By Robert Yates, Brutus

‘…It is, perhaps, utterly impossible fully to define this power. The authority granted in the first clause can only be understood in its full extent, by descending to all the particular cases in which a revenue can be raised; the number and variety of these cases are so endless, and as it were infinite, that no man living has, as yet, been able to reckon them up. The greatest geniuses in the world have been for ages employed in the research, and when mankind had supposed that the subject was exhausted they have been astonished with the refined improvements that have been made in modem times, and especially in the English nation on the subject—If then the objects of this power cannot be comprehended, how is it possible to understand the extent of that power which can pass all laws which shall be necessary and proper for carrying it into execution? It is truly incomprehensible. A case cannot be conceived of, which is not included in this power. It is well known that the subject of revenue is the most difficult and extensive in the science of government. It requires the greatest talents of a statesman, and the most numerous and exact provisions of the legislature. The command of the revenues of a state gives the command of every thing in it.—He that has the purse will have the sword, and they that have both, have every thing; so that the legislature having every source from which money can be drawn under their direction, with a right to make all laws necessary and proper for drawing forth all the resource of the country, would have, in fact, all power.

Were I to enter into the detail, it would be easy to shew how this power in its operation, would totally destroy all the powers of the individual states. But this is not necessary for those who will think for themselves, and it will be useless to such as take things upon trust, nothing will awaken them to reflection, until the iron hand of oppression compel them to it.

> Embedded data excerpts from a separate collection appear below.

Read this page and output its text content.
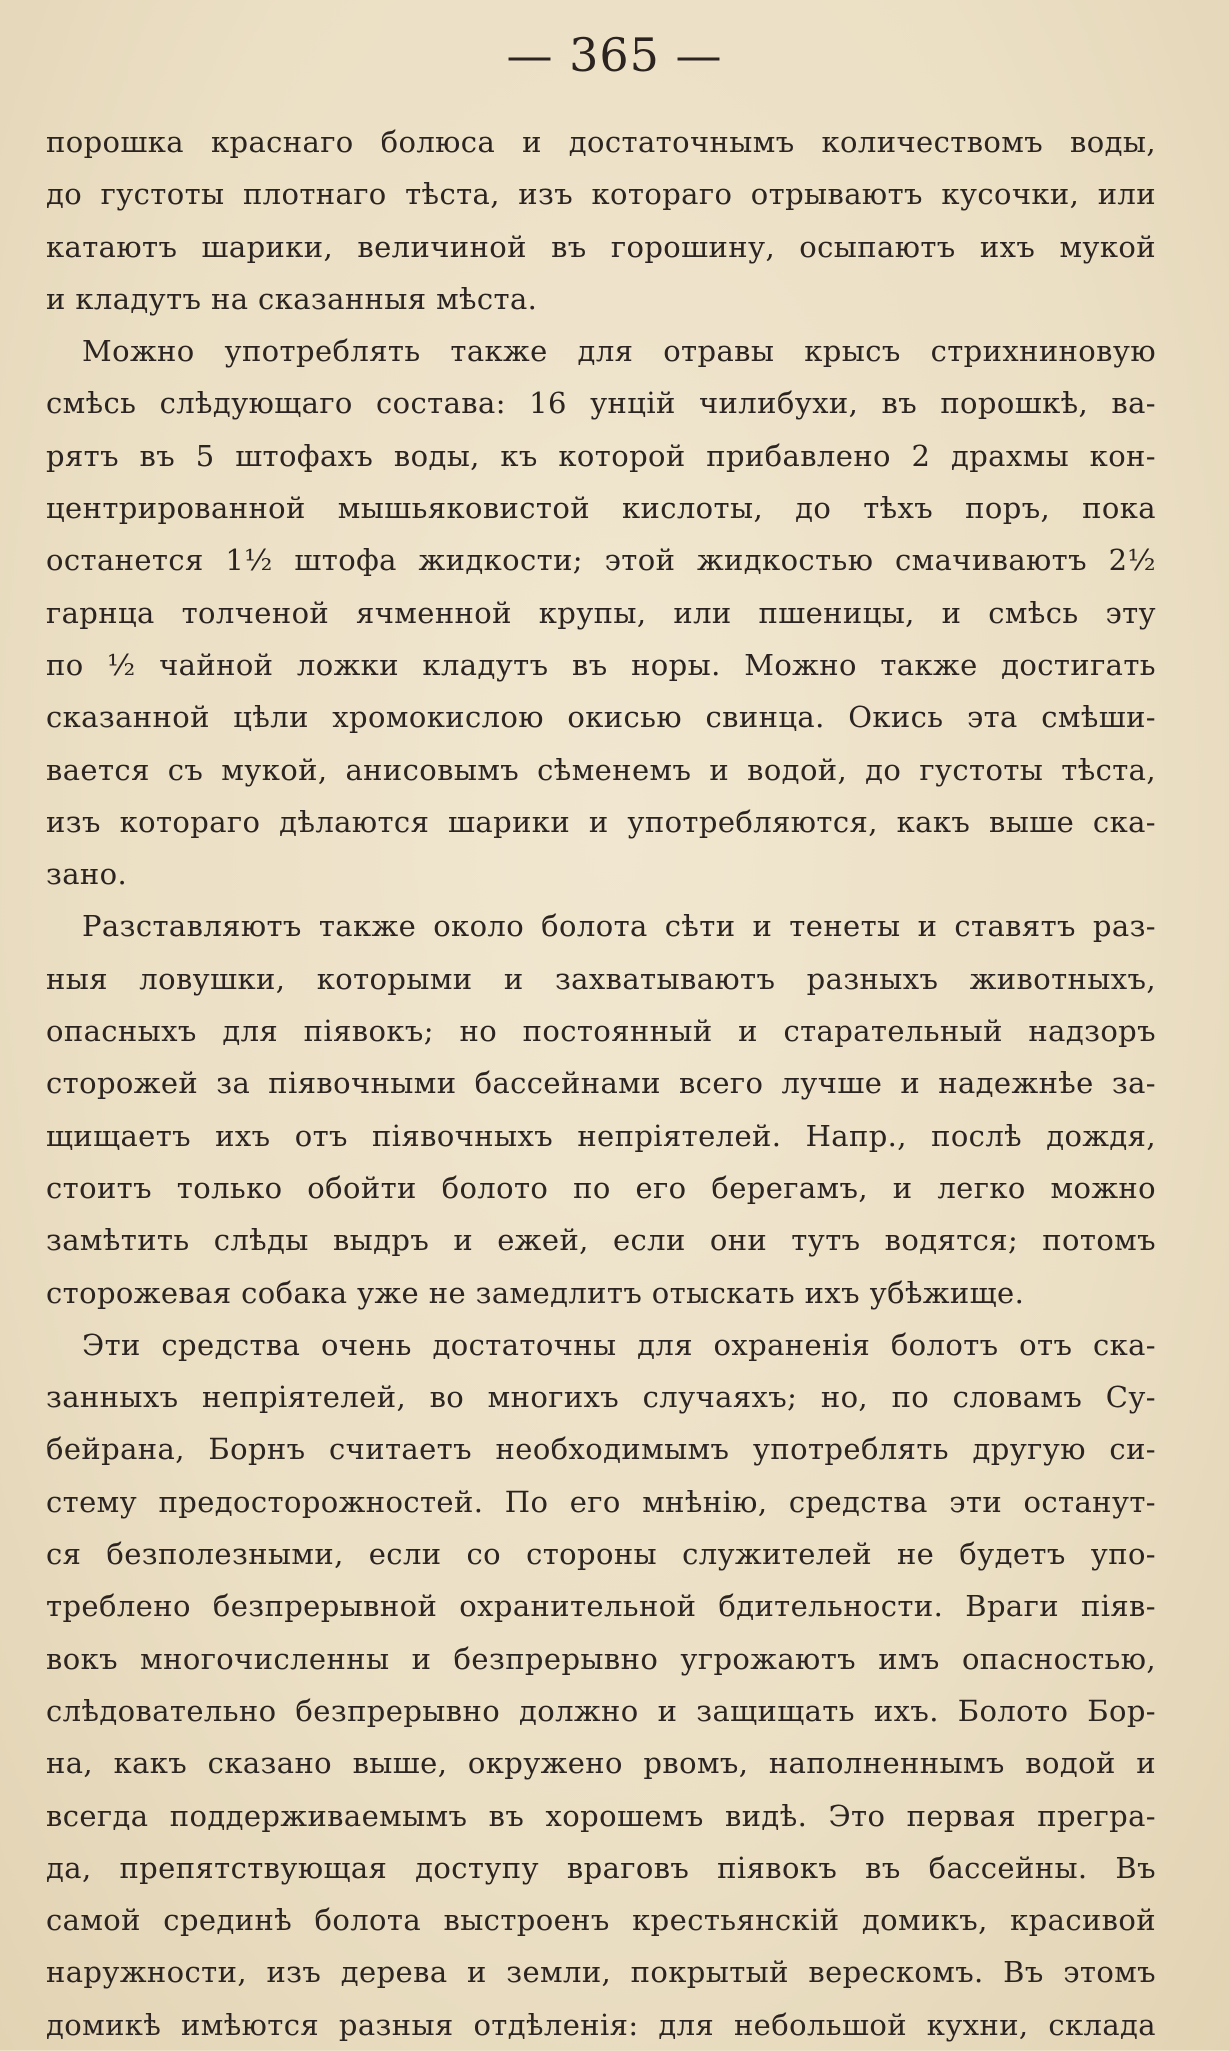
— 365 —
порошка краснаго болюса и достаточнымъ количествомъ воды,
до густоты плотнаго тѣста, изъ котораго отрываютъ кусочки, или
катаютъ шарики, величиной въ горошину, осыпаютъ ихъ мукой
и кладутъ на сказанныя мѣста.
Можно употреблять также для отравы крысъ стрихниновую
смѣсь слѣдующаго состава: 16 унцій чилибухи, въ порошкѣ, ва-
рятъ въ 5 штофахъ воды, къ которой прибавлено 2 драхмы кон-
центрированной мышьяковистой кислоты, до тѣхъ поръ, пока
останется 1½ штофа жидкости; этой жидкостью смачиваютъ 2½
гарнца толченой ячменной крупы, или пшеницы, и смѣсь эту
по ½ чайной ложки кладутъ въ норы. Можно также достигать
сказанной цѣли хромокислою окисью свинца. Окись эта смѣши-
вается съ мукой, анисовымъ сѣменемъ и водой, до густоты тѣста,
изъ котораго дѣлаются шарики и употребляются, какъ выше ска-
зано.
Разставляютъ также около болота сѣти и тенеты и ставятъ раз-
ныя ловушки, которыми и захватываютъ разныхъ животныхъ,
опасныхъ для піявокъ; но постоянный и старательный надзоръ
сторожей за піявочными бассейнами всего лучше и надежнѣе за-
щищаетъ ихъ отъ піявочныхъ непріятелей. Напр., послѣ дождя,
стоитъ только обойти болото по его берегамъ, и легко можно
замѣтить слѣды выдръ и ежей, если они тутъ водятся; потомъ
сторожевая собака уже не замедлитъ отыскать ихъ убѣжище.
Эти средства очень достаточны для охраненія болотъ отъ ска-
занныхъ непріятелей, во многихъ случаяхъ; но, по словамъ Су-
бейрана, Борнъ считаетъ необходимымъ употреблять другую си-
стему предосторожностей. По его мнѣнію, средства эти останут-
ся безполезными, если со стороны служителей не будетъ упо-
треблено безпрерывной охранительной бдительности. Враги піяв-
вокъ многочисленны и безпрерывно угрожаютъ имъ опасностью,
слѣдовательно безпрерывно должно и защищать ихъ. Болото Бор-
на, какъ сказано выше, окружено рвомъ, наполненнымъ водой и
всегда поддерживаемымъ въ хорошемъ видѣ. Это первая прегра-
да, препятствующая доступу враговъ піявокъ въ бассейны. Въ
самой срединѣ болота выстроенъ крестьянскій домикъ, красивой
наружности, изъ дерева и земли, покрытый верескомъ. Въ этомъ
домикѣ имѣются разныя отдѣленія: для небольшой кухни, склада
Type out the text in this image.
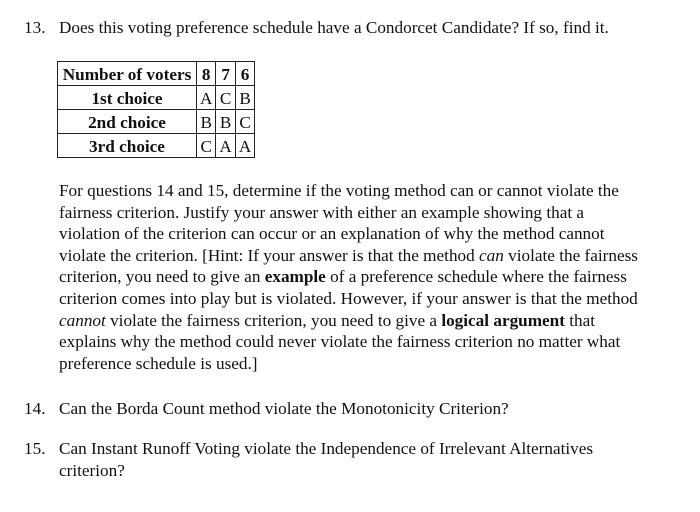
13. Does this voting preference schedule have a Condorcet Candidate? If so, find it.
Number of voters	8	7	6
1st choice	A	C	B
2nd choice	B	B	C
3rd choice	C	A	A
For questions 14 and 15, determine if the voting method can or cannot violate the
fairness criterion. Justify your answer with either an example showing that a
violation of the criterion can occur or an explanation of why the method cannot
violate the criterion. [Hint: If your answer is that the method can violate the fairness
criterion, you need to give an example of a preference schedule where the fairness
criterion comes into play but is violated. However, if your answer is that the method
cannot violate the fairness criterion, you need to give a logical argument that
explains why the method could never violate the fairness criterion no matter what
preference schedule is used.]
14. Can the Borda Count method violate the Monotonicity Criterion?
15. Can Instant Runoff Voting violate the Independence of Irrelevant Alternatives
criterion?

I shall only remark, that this power, given to the federal legislature, directly annihilates all the powers of the state legislatures. There cannot be a greater solecism in politics than to talk of power in a government, without the command of any revenue. It is as absurd as to talk of an animal without blood, or the subsistence of one without food. Now the general government having in their controul every possible source of revenue, and authority to pass any law they may deem necessary to draw them forth, or to facilitate their collection; no source of revenue is therefore left in the hands of any state. Should any state attempt to raise money by law, the general government may repeal or arrest it in the execution, for all their laws will be the supreme law of the land: If then any one can be weak enough to believe that a government can exist without having the authority to raise money to pay a door-keeper to their assembly, he may believe that the state government can exist, should this new constitution take place.


(Brutus essay No. VI)

27 December 1787

Abstract: The Federalist writers apparently never responded to “BRUTUS.” The following “Brutus” article was extracted from his sixth essay, The New-York Journal of December 27, 1787.

by Brutus

‘…In my last number I called your attention to this subject, and proved, as I think, uncontrovertibly, that the powers given the legislature under the 8th section of the 1st article, had no other limitation than the discretion of the Congress. It was shewn, that even if the most favorable construction was given to this paragraph, that the advocates for the new constitution could wish, it will convey a power to lay and collect taxes, imposts, duties, and excises, according to the discretion of the legislature, and to make all laws which they shall judge proper and necessary to carry this power into execution. This I shewed would totally destroy all the power of the state governments. To confirm this, it is worth while to trace the operation of the government in some particular instances.’